Just then the door to the building behind Fisher opened wide. The entire group of townspeople, along with Sandy, filed outside, taking up positions facing the waiting demons. Grandfather took one more step forward and spoke up. “I don’t know what exactly to call you, but Ruler doesn’t seem to fit anymore. We will believe no more of your lies, and we will sacrifice no more of our precious children on your altar. We have much to learn, but not about you. We know enough already to sicken us. What we will learn will be more of the Creator Who made us and you, and of His Son, Jesus Christ. It’s in His Name that we stand here now, and we command you, leave this place.”

For a moment, Fisher thought the Evil Man was going to have a seizure. His eyes turned a deep shade of red, then rolled back so that only the whites could be seen. His head was bent back in an unnatural contortion and his whole body shook. When he spoke, the sound of his voice seemed to come from deep within the bowels of the earth itself.
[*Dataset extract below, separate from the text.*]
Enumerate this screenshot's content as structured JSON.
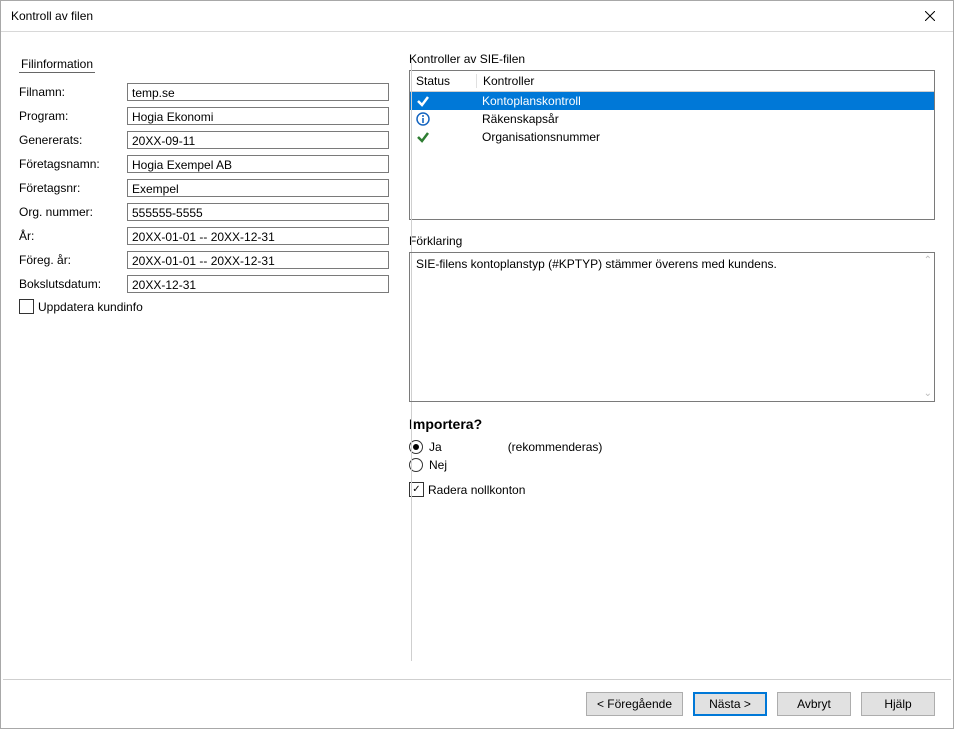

“Fools! You would defy me? Then feel my vengeance. Feel and die!” He raised both arms as if to utter the command which would unleash his demon army, but paused when a voice spoke up from behind him.

“Remember, Keeper of Bamah, that those who stand before you are not your only threat.”

The Evil Man turned to see a line of men standing at the edge of the trees overlooking the clearing below them. Unlike the ill-trained and practically unarmed farmers who stood with Fisher, those behind bore swords, and from the way they held them it was obvious that they were skilled in their use. Friend stood near the center of the line, and spoke for them. “What’s it going to be? Will you stand and fight a battle you can’t possibly win, or will you let these new pilgrims be on their way? The choice is yours, but I advise you to choose carefully. You’re not coming against ignorant and misled victims anymore; now you must deal with a force who knows you for who you really are. We know who we are as well: children of the Living God, forgiven through the blood of His Son Jesus and citizens of His Kingdom.”

That proved too much for the Evil Man to bear. With a roar of rage, he looked again to the heavens. There was an explosion followed by a sulfuric cloud of smoke … and then he was gone. Fisher looked in every direction, but he had simply vanished. The demons seemed just as puzzled as the men, turning this way and that, uncertain of what to do, until one finally broke ranks and ran toward Sandy, club high overhead. She had time only to raise the sharpened rake handle she had been carrying, and the point found its way into the creature’s right eye. He dropped his club and brought both hands up to his face. Suddenly a wound opened across his chest that took him to his knees, then another cut across his midsection. By the time his body had fallen prone onto the ground, his head had somehow been removed completely. Friend called out to the ranks standing with him. “The armies of the Lord stand with us! Join the battle!”

The line of men along the tree line moved as one down the hill and onto the mass of beasts who had begun to fight. They were soon joined by the men of the village, advancing upward toward where the fray was thickest. Every available weapon was brought to bear, and somehow managed to find their marks. Beasts fell, sometimes by a well-placed sword or sharpened farm implement, and sometimes by hands that remained unseen.

If the men were unable to see, however, it soon became apparent that the demon warriors were not so blinded. Rage quickly turned to terror, and terror to flight. Clubs were dropped and what might have been an orderly withdrawal from the battlefield was now a complete rout. For a long time after the beasts had disappeared into the undergrowth, their anguished howls could be heard, evidence that for them, at least, the battle was far from over.